The next morning Princess awoke to the whirring of blender. It was the frog making breakfast.

"Fruit smoothie. Make it myself. Every morning."

Princess would have preferred coffee and maybe a muffin, although to expect a frog to make muffins was perhaps too much. Now a prince on the other hand, a prince at least would have found a bakery. Not that the smoothie, served to her in cocktail glasses while she lazed under the frog's sheets, wasn't pleasant enough; it just wasn't coffee.

She left while the frog was in the shower. She didn't leave her number. There was no use in wasting her time on an ordinary frog.

In the days that followed there were other frogs: a graying professor of anthropology, an Irish clog dancer in town on tour, and fittingly dressed in green, a mutual fund salesman with a lateral emission lisp, a – but why go on? Princess saw no need to keep such a list. A frog was a frog, and what they did for a living and what they were called and what they looked like made little difference. Princess kissed the professor. She kissed the clog dancer. She kissed the lateral emission lisp. They were frogs.

Two months later, maybe a year, or possibly even five, Princess found herself again in The Pond.
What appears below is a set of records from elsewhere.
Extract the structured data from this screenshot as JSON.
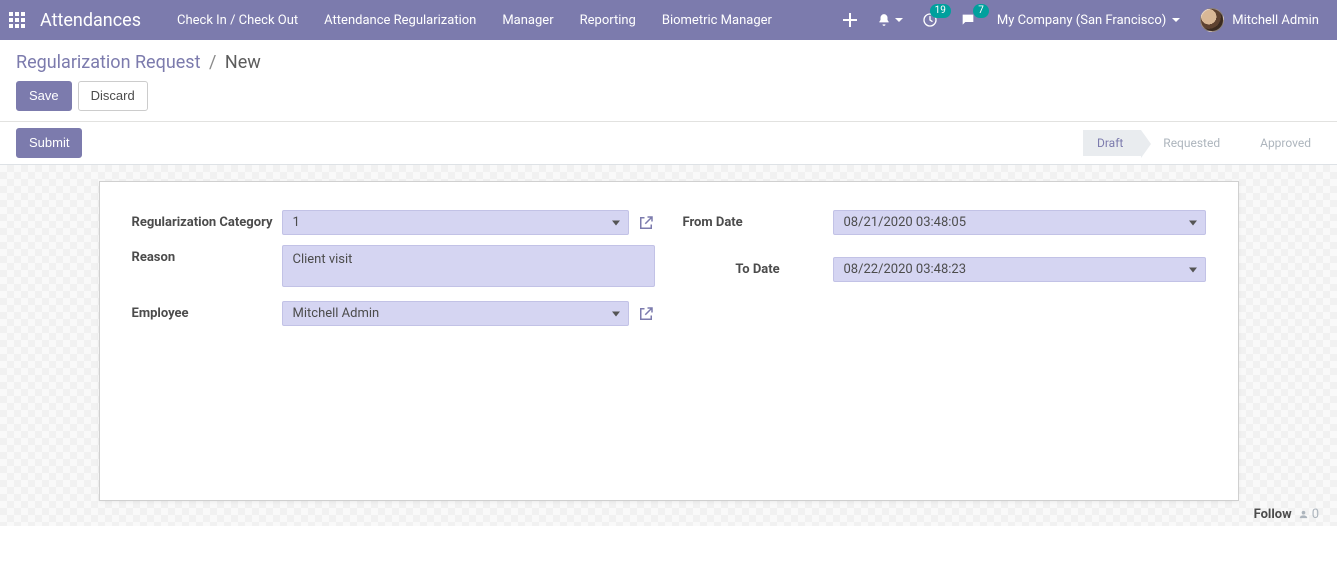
{
  "navbar": {
    "brand": "Attendances",
    "menu": [
      "Check In / Check Out",
      "Attendance Regularization",
      "Manager",
      "Reporting",
      "Biometric Manager"
    ],
    "clock_badge": "19",
    "chat_badge": "7",
    "company": "My Company (San Francisco)",
    "user": "Mitchell Admin"
  },
  "breadcrumb": {
    "parent": "Regularization Request",
    "current": "New"
  },
  "buttons": {
    "save": "Save",
    "discard": "Discard",
    "submit": "Submit"
  },
  "status": {
    "draft": "Draft",
    "requested": "Requested",
    "approved": "Approved"
  },
  "form": {
    "labels": {
      "category": "Regularization Category",
      "reason": "Reason",
      "employee": "Employee",
      "from_date": "From Date",
      "to_date": "To Date"
    },
    "values": {
      "category": "1",
      "reason": "Client visit",
      "employee": "Mitchell Admin",
      "from_date": "08/21/2020 03:48:05",
      "to_date": "08/22/2020 03:48:23"
    }
  },
  "footer": {
    "follow": "Follow",
    "follower_count": "0"
  }
}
Ordinarily she visited more often, and while she had never come across the body building frog whose name she couldn't quite recall in any of her previous visits, she thought it would be wise to avoid the place for awhile in case he might have some idea of looking for her. Some frogs found her departure difficult to accept. But now that his face and form had blended into that one frog in her mind that stood for the multitudes she had kissed and found wanting, she thought another visit would be safe.

He probably would never recognize her, and she would certainly never recognize him, that is until a very well built frog, not quite young any longer, with much thinned hair and a nose that wasn't as big as it might have been, approached her at the bar.
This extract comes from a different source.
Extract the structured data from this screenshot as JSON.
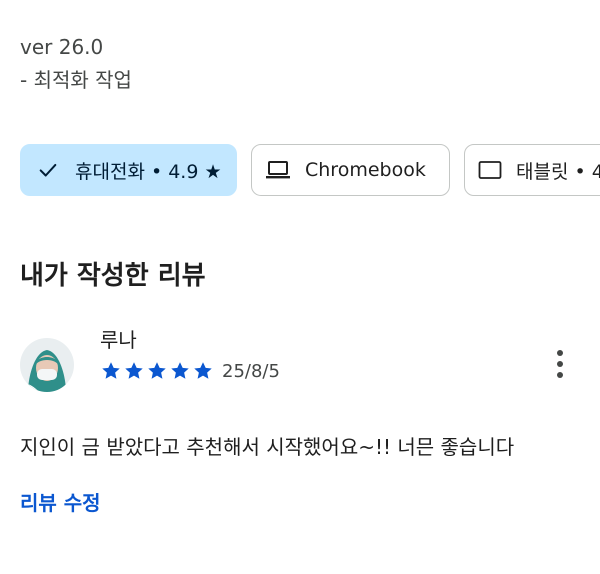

"Don't I know you from some–?"

"Not that old chestnut," she cut him off, turning away. "You really don't expect to pick up a girl with a line like that."

"Pick up? No you've got me wrong, princess."
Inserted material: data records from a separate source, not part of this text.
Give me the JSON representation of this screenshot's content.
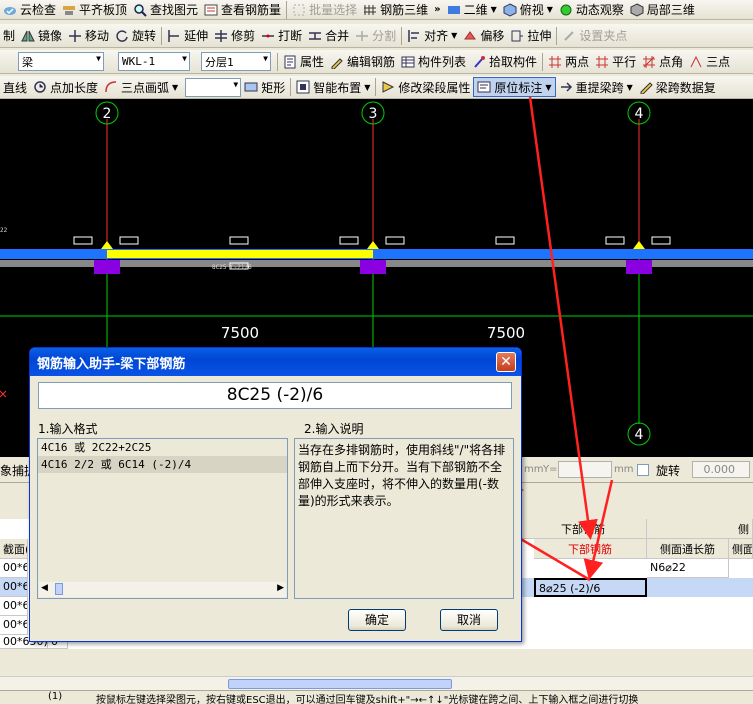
{
  "toolbar1": {
    "items": [
      {
        "label": "云检查"
      },
      {
        "label": "平齐板顶"
      },
      {
        "label": "查找图元"
      },
      {
        "label": "查看钢筋量"
      },
      {
        "label": "批量选择"
      },
      {
        "label": "钢筋三维"
      },
      {
        "label": "二维"
      },
      {
        "label": "俯视"
      },
      {
        "label": "动态观察"
      },
      {
        "label": "局部三维"
      }
    ]
  },
  "toolbar2": {
    "items": [
      {
        "label": "制"
      },
      {
        "label": "镜像"
      },
      {
        "label": "移动"
      },
      {
        "label": "旋转"
      },
      {
        "label": "延伸"
      },
      {
        "label": "修剪"
      },
      {
        "label": "打断"
      },
      {
        "label": "合并"
      },
      {
        "label": "分割"
      },
      {
        "label": "对齐"
      },
      {
        "label": "偏移"
      },
      {
        "label": "拉伸"
      },
      {
        "label": "设置夹点"
      }
    ]
  },
  "toolbar3": {
    "category": "梁",
    "component": "WKL-1",
    "layer": "分层1",
    "items": [
      {
        "label": "属性"
      },
      {
        "label": "编辑钢筋"
      },
      {
        "label": "构件列表"
      },
      {
        "label": "拾取构件"
      },
      {
        "label": "两点"
      },
      {
        "label": "平行"
      },
      {
        "label": "点角"
      },
      {
        "label": "三点"
      }
    ]
  },
  "toolbar4": {
    "items": [
      {
        "label": "直线"
      },
      {
        "label": "点加长度"
      },
      {
        "label": "三点画弧"
      },
      {
        "label": "矩形"
      },
      {
        "label": "智能布置"
      },
      {
        "label": "修改梁段属性"
      },
      {
        "label": "原位标注"
      },
      {
        "label": "重提梁跨"
      },
      {
        "label": "梁跨数据复"
      }
    ]
  },
  "canvas": {
    "axes": [
      "2",
      "3",
      "4",
      "4"
    ],
    "spans": [
      "7500",
      "7500"
    ],
    "beam_label": "8C25 (-2)/6",
    "side_label": "22"
  },
  "bottom": {
    "capture_label": "象捕捉",
    "y_label": "Y=",
    "mm1": "mm",
    "mm2": "mm",
    "rotate_label": "旋转",
    "rotate_value": "0.000",
    "col_group": "下部钢筋",
    "col_bottom": "下部钢筋",
    "col_side": "侧面通长筋",
    "col_side2": "侧面",
    "col_side_group": "侧",
    "col_section": "截面(B",
    "side_value": "N6⌀22",
    "cell_value": "8⌀25 (-2)/6",
    "row_sections": [
      "00*65",
      "00*65",
      "00*65",
      "00*65",
      "00*650)"
    ],
    "row_last_extra": "0"
  },
  "dialog": {
    "title": "钢筋输入助手-梁下部钢筋",
    "input_value": "8C25 (-2)/6",
    "format_header": "1.输入格式",
    "desc_header": "2.输入说明",
    "formats": [
      "4C16 或 2C22+2C25",
      "4C16 2/2 或 6C14 (-2)/4"
    ],
    "description": "当存在多排钢筋时，使用斜线\"/\"将各排钢筋自上而下分开。当有下部钢筋不全部伸入支座时，将不伸入的数量用(-数量)的形式来表示。",
    "ok_label": "确定",
    "cancel_label": "取消"
  },
  "status_text": "按鼠标左键选择梁图元，按右键或ESC退出，可以通过回车键及shift+\"→←↑↓\"光标键在跨之间、上下输入框之间进行切换",
  "status_prefix": "(1)",
  "colors": {
    "beam_blue": "#1e73ff",
    "beam_yellow": "#ffff00",
    "column_purple": "#8a00e0",
    "axis_red": "#ff3030",
    "axis_green": "#00d000",
    "annotation_red": "#ff2020"
  }
}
She turned around thinking he had in fact remembered her name, but realized from the look in his eye that his princess was generic.

"Right, I've got you wrong. You're not here looking for a little action."

"I'm not here looking for a little anything," he held up his left hand and pointed to a smiling young lady sitting alone at the other end of the bar. "I'm here to meet my wife. You just look so damn familiar."

Jimmy took out a cigarette and lit it.

He turned and walked to the other woman. They spoke for a moment and then she kissed him.

Princess watched as frog turned to prince.